Health
CCR History
In 1998, the Center sought to enhance its ability to engage and utilize its recovering constituents and build upon the work that Project Connect and the Center had already done in assisting and supporting recovery in the LGBT communities through developing a structure through which people in recovery could come together to define issues, to develop strategies for education and support and to create and implement an unified message to carry to policymakers and treatment providers to insure that lesbians, gay men, transgender and bisexual persons, and all those in need of recovery, had equal, fair and affirmative access to quality services. SpeakOUT:LGBT Voices for Recovery organized constituents to educate City and State government agencies and policy makers on the need to comprehensively serve LGBT communities through prevention, treatment and training initiatives; forged collaborative relationships and alliances with other local and statewide efforts to deal more effectively with multiple issues of stigma, identity and the intersection of stigma eradication with recovery education and advocacy.
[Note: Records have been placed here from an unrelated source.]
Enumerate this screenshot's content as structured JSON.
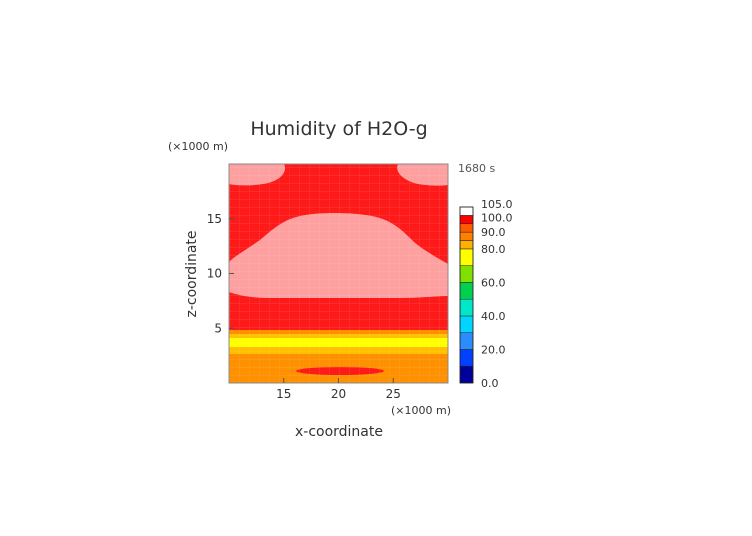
{
  "chart_data": {
    "type": "heatmap",
    "title": "Humidity of H2O-g",
    "xlabel": "x-coordinate",
    "ylabel": "z-coordinate",
    "x_unit": "(×1000 m)",
    "y_unit": "(×1000 m)",
    "time_label": "1680 s",
    "xlim": [
      10,
      30
    ],
    "ylim": [
      0,
      20
    ],
    "x_ticks": [
      "15",
      "20",
      "25"
    ],
    "y_ticks": [
      "5",
      "10",
      "15"
    ],
    "colorbar": {
      "ticks": [
        "0.0",
        "20.0",
        "40.0",
        "60.0",
        "80.0",
        "90.0",
        "100.0",
        "105.0"
      ],
      "bands": [
        {
          "from": 0,
          "to": 10,
          "color": "#00009a"
        },
        {
          "from": 10,
          "to": 20,
          "color": "#0040ff"
        },
        {
          "from": 20,
          "to": 30,
          "color": "#2b8cff"
        },
        {
          "from": 30,
          "to": 40,
          "color": "#00d4ff"
        },
        {
          "from": 40,
          "to": 50,
          "color": "#00e8c8"
        },
        {
          "from": 50,
          "to": 60,
          "color": "#00d050"
        },
        {
          "from": 60,
          "to": 70,
          "color": "#80e000"
        },
        {
          "from": 70,
          "to": 80,
          "color": "#ffff00"
        },
        {
          "from": 80,
          "to": 85,
          "color": "#ffb000"
        },
        {
          "from": 85,
          "to": 90,
          "color": "#ff8000"
        },
        {
          "from": 90,
          "to": 95,
          "color": "#ff5a00"
        },
        {
          "from": 95,
          "to": 100,
          "color": "#ff0000"
        },
        {
          "from": 100,
          "to": 105,
          "color": "#ffffff"
        }
      ]
    },
    "field_regions": [
      {
        "level": "100+",
        "color": "#ffa0a0"
      },
      {
        "level": "95-100",
        "color": "#ff1a1a"
      },
      {
        "level": "85-90",
        "color": "#ff9000"
      },
      {
        "level": "80-85",
        "color": "#ffc000"
      },
      {
        "level": "70-80",
        "color": "#ffff00"
      }
    ]
  }
}
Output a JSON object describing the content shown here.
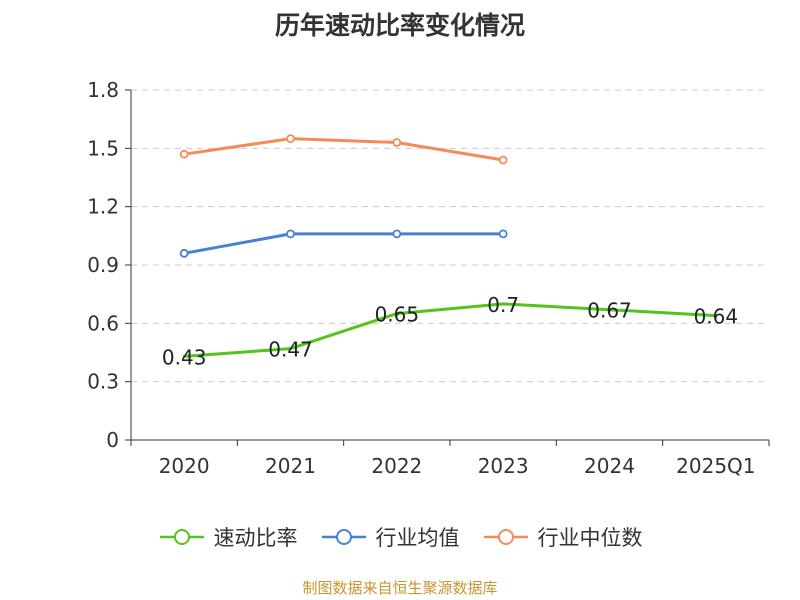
{
  "title": "历年速动比率变化情况",
  "source": "制图数据来自恒生聚源数据库",
  "colors": {
    "quick_ratio": "#52c41a",
    "industry_avg": "#4a7fd6",
    "industry_median": "#f48b58",
    "grid": "#cccccc",
    "axis": "#333333"
  },
  "chart_data": {
    "type": "line",
    "title": "历年速动比率变化情况",
    "categories": [
      "2020",
      "2021",
      "2022",
      "2023",
      "2024",
      "2025Q1"
    ],
    "ylim": [
      0,
      1.8
    ],
    "yticks": [
      "0",
      "0.3",
      "0.6",
      "0.9",
      "1.2",
      "1.5",
      "1.8"
    ],
    "grid": true,
    "legend_position": "bottom",
    "series": [
      {
        "name": "速动比率",
        "values": [
          0.43,
          0.47,
          0.65,
          0.7,
          0.67,
          0.64
        ],
        "labels": [
          "0.43",
          "0.47",
          "0.65",
          "0.7",
          "0.67",
          "0.64"
        ],
        "color": "#52c41a",
        "markers": false
      },
      {
        "name": "行业均值",
        "values": [
          0.96,
          1.06,
          1.06,
          1.06,
          null,
          null
        ],
        "color": "#4a7fd6",
        "markers": true
      },
      {
        "name": "行业中位数",
        "values": [
          1.47,
          1.55,
          1.53,
          1.44,
          null,
          null
        ],
        "color": "#f48b58",
        "markers": true
      }
    ]
  }
}
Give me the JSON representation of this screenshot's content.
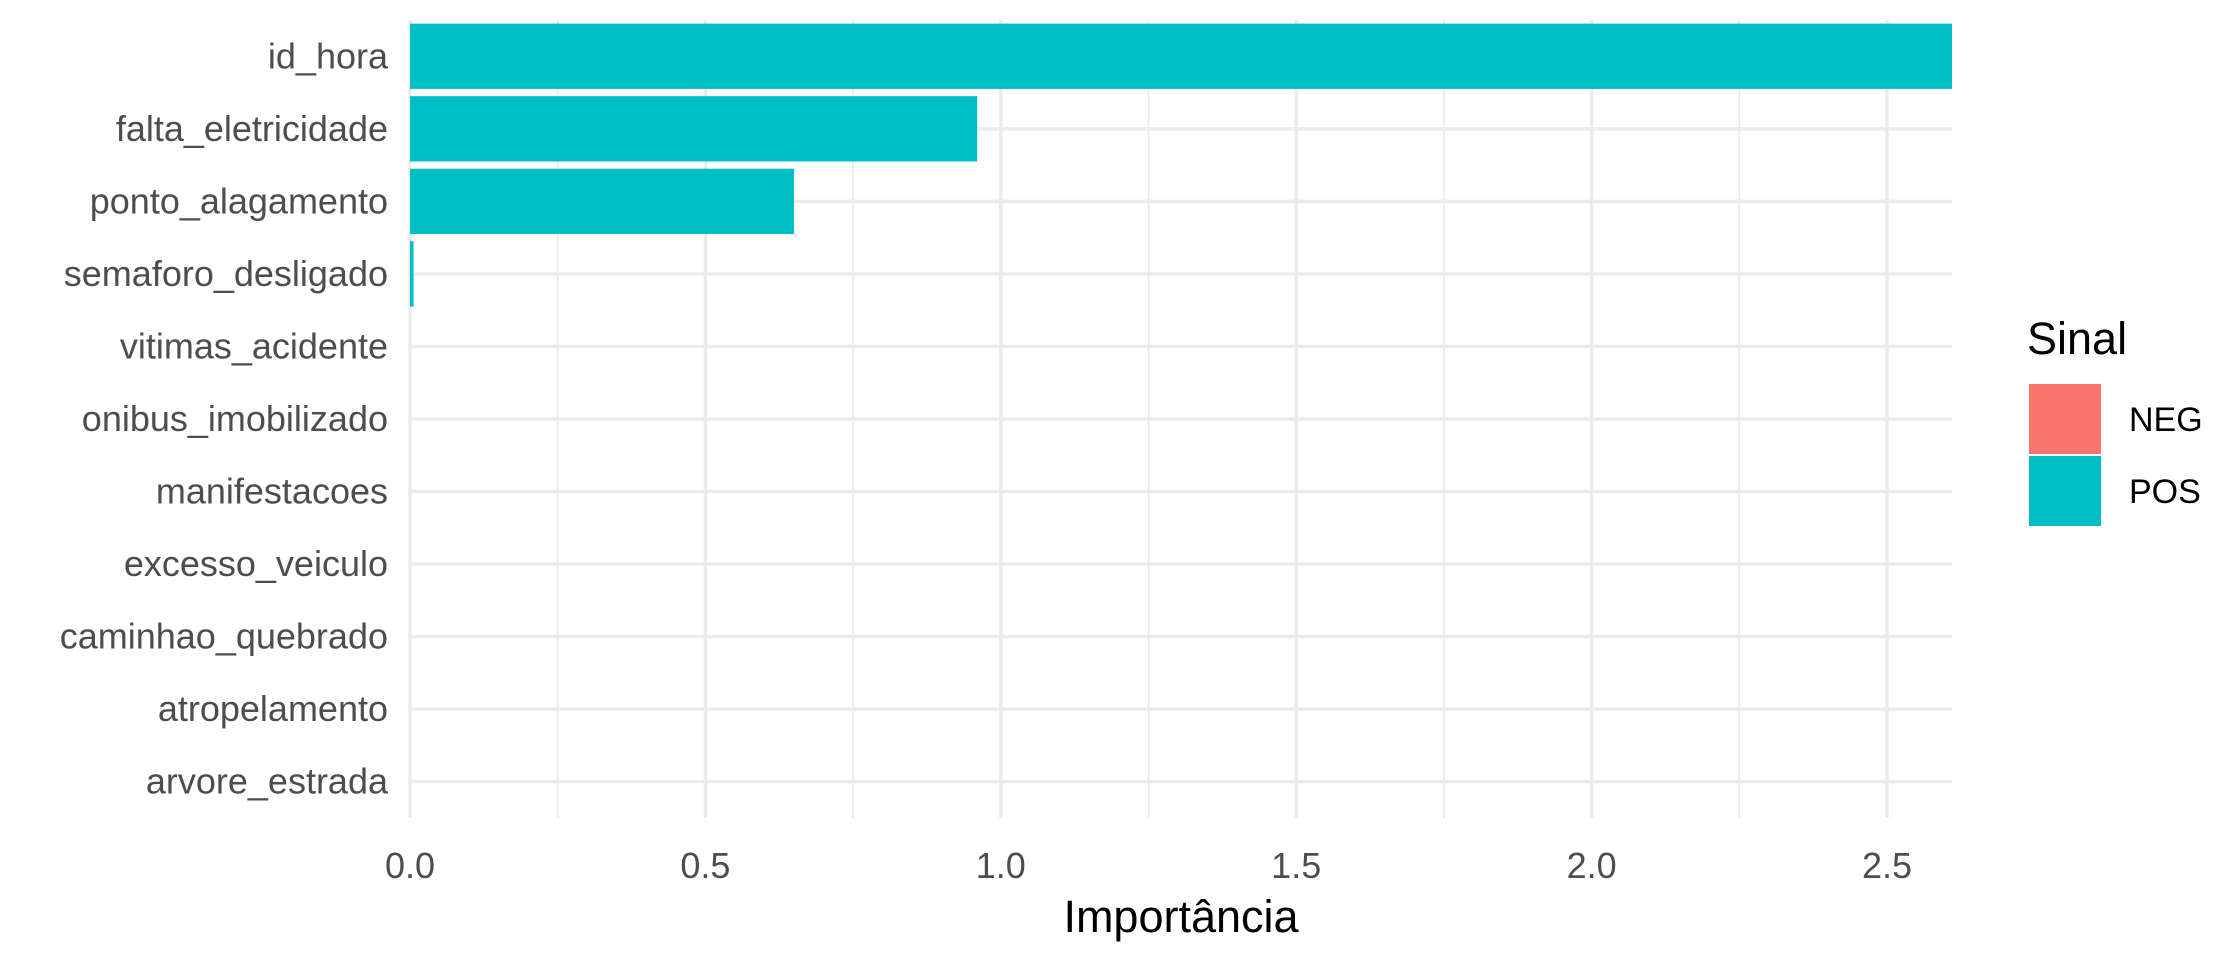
{
  "chart_data": {
    "type": "bar",
    "orientation": "horizontal",
    "categories": [
      "id_hora",
      "falta_eletricidade",
      "ponto_alagamento",
      "semaforo_desligado",
      "vitimas_acidente",
      "onibus_imobilizado",
      "manifestacoes",
      "excesso_veiculo",
      "caminhao_quebrado",
      "atropelamento",
      "arvore_estrada"
    ],
    "values": [
      2.61,
      0.96,
      0.65,
      0.006,
      0,
      0,
      0,
      0,
      0,
      0,
      0
    ],
    "signs": [
      "POS",
      "POS",
      "POS",
      "POS",
      "POS",
      "POS",
      "POS",
      "POS",
      "POS",
      "POS",
      "POS"
    ],
    "xlabel": "Importância",
    "xlim": [
      0,
      2.61
    ],
    "x_ticks": [
      0,
      0.5,
      1,
      1.5,
      2,
      2.5
    ],
    "x_tick_labels": [
      "0.0",
      "0.5",
      "1.0",
      "1.5",
      "2.0",
      "2.5"
    ],
    "grid": true,
    "legend": {
      "title": "Sinal",
      "placement": "right",
      "entries": [
        {
          "label": "NEG",
          "color": "#F8766D"
        },
        {
          "label": "POS",
          "color": "#00BFC4"
        }
      ]
    }
  }
}
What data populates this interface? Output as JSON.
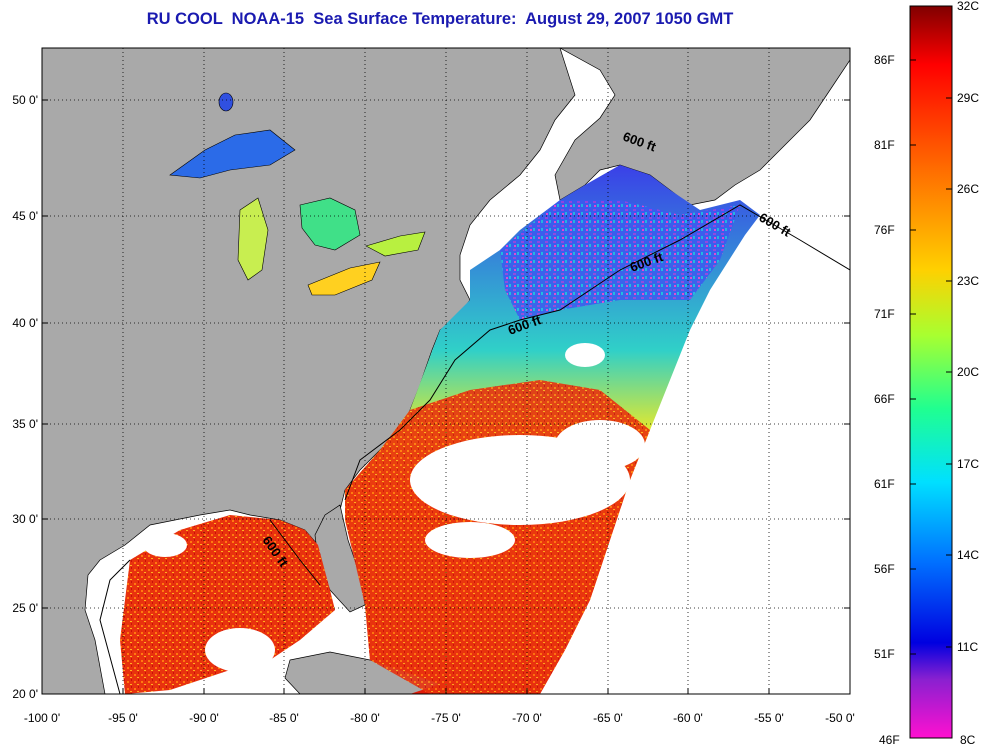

After SAMHSA refocused the RCSP initiative in 2001, from education and advocacy to more direct provision of peer-delivered support services, SpeakOUT refocused on creating and implementing new support activities including a range of topic-oriented peer-led recovery support groups for LGBT people in longer-term recovery; a mentoring project for the newly recovering; and development of monthly recovery cultural events and social activities such as: Artists in Recovery Exhibitions; Women of Color Games Night; Recovery Pow-Wows; a monthly cable TV show dedicated to LGBT Recovery and produced by SpeakOUT volunteers. At the end of the final grant cycle for SpeakOUT, the Center had woven the recovery-oriented cultural and social activities into its regular offerings and Center CARE resources were directed to development of a NYS-licensed, LGBT-identified, professional prevention and treatment program, a facility critically needed in the New York Metropolitan area and something the Center was on track to provide.
As a result of this intense focus on substance abuse prevention and treatment over the course of the past 15 years, a series of “best practices” have been developed at the Center for delivering health care and prevention services within the LGBT communities. These include models that address the following concepts or approaches: developmental stages of transgender participants, trauma recovery from experiences of harassment and discrimination, healing of losses experienced as a result of LGBT identity, community building , and the transtheoretical stages of behavioral change.
The Center’s track record with Project Connect, the development of its Gender Identity Project, modeled on Project Connect, as the first transgender peer support services program in the country, and the SpeakOUT Project have provided the Center with a solid foundation and on which to expand and enhance services to meet to address the emerging recovery needs of the LGBT communities in the greater metropolitan area, the growth of the LGBT communities in NYC in general and the transgender-identified recovery community in particular. The Center’s partner relationship with several new, LGBT-oriented grassroots recovery efforts, such as Chelsea Clubhouse and the Transgender Health Project, will enable development of peer-led and peer–directed services to these populations in need.